Niet alle water op aarde is van planetoïden afkomstig

Het water op aarde is afkomstig van twee bronnen: van planetoïden en van gas dat is overgebleven van de vorming van de zon. Dat is de conclusie van nieuw onderzoek, waarvan de resultaten in het geofysische tijdschrift Journal of Geophysical Research: Planets zijn gepubliceerd.

Om de oorsprong van het aardse water te kunnen achterhalen heeft een team van wetenschappers nu eens niet gekeken naar het aandeel zuurstof, maar naar dat van waterstof. Tot nu toe werd aangenomen dat al het water op aarde afkomstig is van planetoïden. Dat wordt afgeleid uit de verhouding tussen deuterium – een zwaardere isotoop van waterstof – en normale waterstof. In het geval van oceaanwater ligt die verhouding dicht bij wat in planetoïden is aangetroffen.

Volgens de nieuwe publicatie is dat echter niet het volledige verhaal. Recent onderzoek wijst er namelijk op dat het waterstof in de oceanen niet representatief is voor de hele planeet. Boormonsters van grote diepte laten namelijk zien dat het waterstof aldaar duidelijk minder deuterium bevat, wat erop wijst dat dít waterstof niet van planetoïden afkomstig is. Bovendien komt de samenstelling van de edelgassen helium en neon die daar zijn aangetroffen overeen met die van de ‘zonnenevel’ – de wolk van interstellair gas waaruit onze zon is ontstaan.
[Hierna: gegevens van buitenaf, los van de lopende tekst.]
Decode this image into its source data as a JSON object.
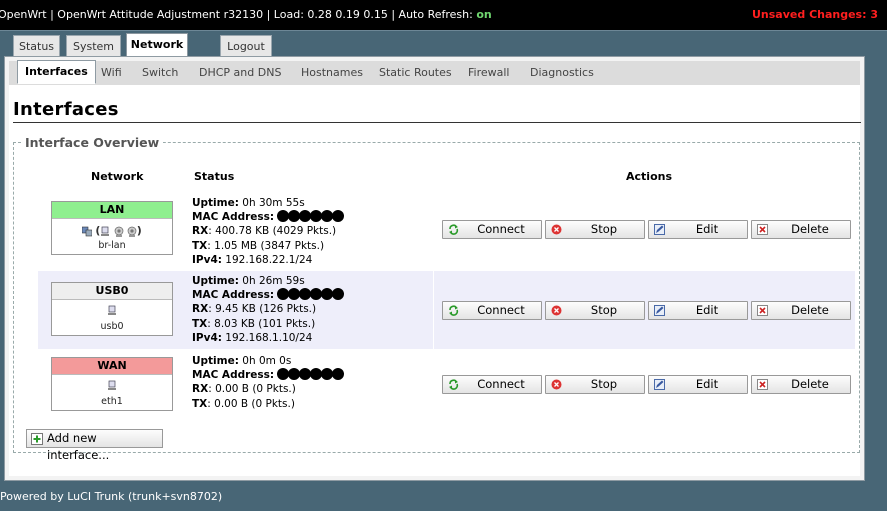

De onderzoekers suggereren nu dat de aarde tijdens haar vormingsproces – waarbij planetoïden samenklonterden tot een groter hemellichaam – ook gas uit de zonnenevel heeft aangetrokken. Gas dat minder deuterium bevatte het waterstof in planetoïden. Via een proces dat isotopenfractionering wordt genoemd is het normale waterstof naar de kern van de jonge aarde getrokken, terwijl het zwaardere deuterium achterbleef in de magma waaruit na afkoeling de aardmantel ontstond.

Aan de hand van dit nieuwe model hebben de auteurs een schatting gemaakt van hoeveel waterstof van beide bronnen afkomstig is. Ze komen tot de conclusie dat 98 of 99 van elke 100 watermoleculen op aarde afkomstig zijn van planetoïden. De resterende een of twee zouden uit de zonnenevel zijn gekomen.

Erg significant lijkt deze bevinding niet, maar het scenario kan van belang zijn in andere planetenstelsels waarin aarde-achtige planeten geen water hebben kunnen putten uit planetoïden. Het nieuwe scenario suggereert dat zelfs die exoplaneten water kunnen hebben verkregen uit hun eigen zonnenevel.